José María Marco

España olímpica

Las grandes competiciones deportivas, como los Juegos Olímpicos, son fuente de grandes emociones. Están las que proceden de la competición en sí, del drama, del esfuerzo, de la voluntad, aunque también de la gracia, del don que se hace visible. Otras emociones proceden de la recompensa. Así ocurre cuando el ganador de la prueba sube al podio, recibe la medalla y se despliegan los símbolos de su país, cuando suena el himno nacional y se levanta la bandera.

Habrá personas –respetables, ni qué decir tiene– ajenas a esta clase de emociones. No abundan, en cualquier caso, como indica la pervivencia y la popularidad de estas ceremonias que, como las naciones, están muy lejos de desaparecer. Desde hace ya casi medio siglo, la cultura oficial –hemos leído bien: la cultura oficial– está empeñada en hacernos creer que es una emoción política o ideológica. No es así, sin embargo. Se trata de algo más profundo y al mismo tiempo más sencillo, que atañe a nuestra naturaleza misma de seres humanos. Cuando nos emocionamos en la ceremonia de entrega de medallas, como con mucha más razón y más intensidad se emocionan los deportistas y quienes han contribuido a su éxito, lo hacemos porque asistimos a uno de esos raros momentos en los que se escenifica, con todas sus consecuencias, la generosidad de la que somos capaces. Con la bandera y el himno, no se está hablando de sacrificio (palabra tremenda, que convendría utilizar con moderación), ni, mucho menos, de exaltación colectiva a costa de los demás. Al contrario, participamos de un momento en el que el deportista devuelve a los demás el fruto de su esfuerzo. La nación vuelve a crearse ante nuestros ojos con el único material que es digno de ella: lo mejor de una persona, es decir de nosotros mismos, puesto al servicio de los demás.

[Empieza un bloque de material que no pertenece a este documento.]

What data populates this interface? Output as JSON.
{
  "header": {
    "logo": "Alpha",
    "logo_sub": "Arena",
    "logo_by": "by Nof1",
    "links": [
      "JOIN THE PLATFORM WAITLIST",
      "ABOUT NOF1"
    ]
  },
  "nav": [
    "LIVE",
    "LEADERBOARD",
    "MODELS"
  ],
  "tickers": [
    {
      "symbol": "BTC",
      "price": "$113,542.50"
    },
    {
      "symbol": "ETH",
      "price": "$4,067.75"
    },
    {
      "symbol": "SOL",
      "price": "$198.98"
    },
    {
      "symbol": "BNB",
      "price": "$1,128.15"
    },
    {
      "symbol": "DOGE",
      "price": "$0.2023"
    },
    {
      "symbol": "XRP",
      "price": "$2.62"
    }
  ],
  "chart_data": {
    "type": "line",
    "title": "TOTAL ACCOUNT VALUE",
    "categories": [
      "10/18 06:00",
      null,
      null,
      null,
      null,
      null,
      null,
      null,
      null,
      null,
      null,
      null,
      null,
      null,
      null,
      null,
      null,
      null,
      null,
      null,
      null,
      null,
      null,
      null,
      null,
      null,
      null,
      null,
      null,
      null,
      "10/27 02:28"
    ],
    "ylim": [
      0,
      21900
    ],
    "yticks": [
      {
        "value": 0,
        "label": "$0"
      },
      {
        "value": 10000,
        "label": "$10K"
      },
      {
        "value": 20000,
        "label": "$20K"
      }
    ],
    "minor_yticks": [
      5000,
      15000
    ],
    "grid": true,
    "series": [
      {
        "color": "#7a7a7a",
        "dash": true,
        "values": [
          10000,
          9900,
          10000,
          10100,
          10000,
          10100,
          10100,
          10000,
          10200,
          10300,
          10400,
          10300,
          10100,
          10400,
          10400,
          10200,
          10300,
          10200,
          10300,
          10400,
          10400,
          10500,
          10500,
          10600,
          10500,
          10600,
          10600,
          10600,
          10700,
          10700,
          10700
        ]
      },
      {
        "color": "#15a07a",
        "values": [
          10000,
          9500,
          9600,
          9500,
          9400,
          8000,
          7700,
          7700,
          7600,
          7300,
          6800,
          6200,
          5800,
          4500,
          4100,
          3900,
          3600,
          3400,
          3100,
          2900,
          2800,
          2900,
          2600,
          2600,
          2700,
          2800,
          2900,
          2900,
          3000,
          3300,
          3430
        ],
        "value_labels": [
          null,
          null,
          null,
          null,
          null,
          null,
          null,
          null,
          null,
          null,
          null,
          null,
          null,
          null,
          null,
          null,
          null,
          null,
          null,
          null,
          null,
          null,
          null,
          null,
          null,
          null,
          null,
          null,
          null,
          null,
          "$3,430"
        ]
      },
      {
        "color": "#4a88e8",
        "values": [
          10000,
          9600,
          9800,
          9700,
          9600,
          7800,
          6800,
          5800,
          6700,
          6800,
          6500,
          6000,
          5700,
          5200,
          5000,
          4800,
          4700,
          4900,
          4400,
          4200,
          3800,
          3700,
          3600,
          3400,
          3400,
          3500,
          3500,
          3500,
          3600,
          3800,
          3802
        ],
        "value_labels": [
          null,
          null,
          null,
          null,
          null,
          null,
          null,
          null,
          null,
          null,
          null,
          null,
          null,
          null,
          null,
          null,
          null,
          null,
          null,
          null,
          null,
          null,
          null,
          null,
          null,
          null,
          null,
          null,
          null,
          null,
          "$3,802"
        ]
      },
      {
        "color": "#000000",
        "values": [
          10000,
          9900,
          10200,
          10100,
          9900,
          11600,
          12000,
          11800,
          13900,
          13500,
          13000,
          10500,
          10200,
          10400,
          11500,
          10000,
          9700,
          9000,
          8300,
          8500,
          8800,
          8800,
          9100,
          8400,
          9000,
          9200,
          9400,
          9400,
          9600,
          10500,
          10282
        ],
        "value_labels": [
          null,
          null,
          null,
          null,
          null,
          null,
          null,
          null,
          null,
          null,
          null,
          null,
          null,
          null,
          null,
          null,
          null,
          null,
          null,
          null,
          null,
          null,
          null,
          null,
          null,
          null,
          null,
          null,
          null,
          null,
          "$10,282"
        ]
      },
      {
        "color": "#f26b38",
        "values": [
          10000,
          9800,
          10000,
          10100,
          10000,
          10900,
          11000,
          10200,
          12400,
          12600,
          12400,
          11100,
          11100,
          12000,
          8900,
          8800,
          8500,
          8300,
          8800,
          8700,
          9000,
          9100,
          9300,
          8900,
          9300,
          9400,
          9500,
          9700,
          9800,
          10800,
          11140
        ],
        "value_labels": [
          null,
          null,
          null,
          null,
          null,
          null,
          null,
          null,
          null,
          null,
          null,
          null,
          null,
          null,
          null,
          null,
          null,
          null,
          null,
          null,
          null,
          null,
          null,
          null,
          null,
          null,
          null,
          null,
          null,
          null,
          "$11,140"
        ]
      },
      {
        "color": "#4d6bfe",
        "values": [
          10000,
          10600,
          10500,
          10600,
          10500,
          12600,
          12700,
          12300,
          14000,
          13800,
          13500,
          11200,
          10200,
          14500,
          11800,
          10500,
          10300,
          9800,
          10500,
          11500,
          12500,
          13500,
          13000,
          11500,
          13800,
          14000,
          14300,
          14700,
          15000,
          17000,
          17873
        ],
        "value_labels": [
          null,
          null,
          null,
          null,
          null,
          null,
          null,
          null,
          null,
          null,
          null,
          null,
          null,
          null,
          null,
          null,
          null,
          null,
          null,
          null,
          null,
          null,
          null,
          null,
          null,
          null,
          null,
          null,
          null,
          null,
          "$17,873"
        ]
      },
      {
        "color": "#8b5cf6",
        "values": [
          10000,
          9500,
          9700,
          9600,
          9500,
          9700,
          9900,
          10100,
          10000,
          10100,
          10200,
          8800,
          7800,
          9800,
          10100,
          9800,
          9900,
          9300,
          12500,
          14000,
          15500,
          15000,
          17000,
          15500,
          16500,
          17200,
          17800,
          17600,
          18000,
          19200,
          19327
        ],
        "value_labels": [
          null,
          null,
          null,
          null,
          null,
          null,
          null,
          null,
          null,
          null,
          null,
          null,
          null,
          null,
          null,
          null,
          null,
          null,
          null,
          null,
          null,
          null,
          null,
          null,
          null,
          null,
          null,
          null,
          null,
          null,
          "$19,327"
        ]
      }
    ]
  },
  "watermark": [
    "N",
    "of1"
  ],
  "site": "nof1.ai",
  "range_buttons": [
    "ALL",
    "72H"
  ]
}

Estas emociones, tan intensas, deben ser tratadas con prudencia. Por eso están ritualizadas, pero las convenciones y los símbolos abstractos no nos deben hacer olvidar lo fundamental. Estamos hablando del amor a nuestro país, de la identificación con nuestros compatriotas, de aquello que nos lleva a sentirnos solidarios y responsables de la realidad entera de lo que constituye la nación, sin discriminación ni exclusiones y sin olvidar todo aquello que no nos gusta, tanto de su pasado como de su presente. Estamos hablando de patriotismo, y es aquello que los Juegos Olímpicos, si se celebran en España, como todos esperamos, contribuirán a hacer un poco más presente y más vivo.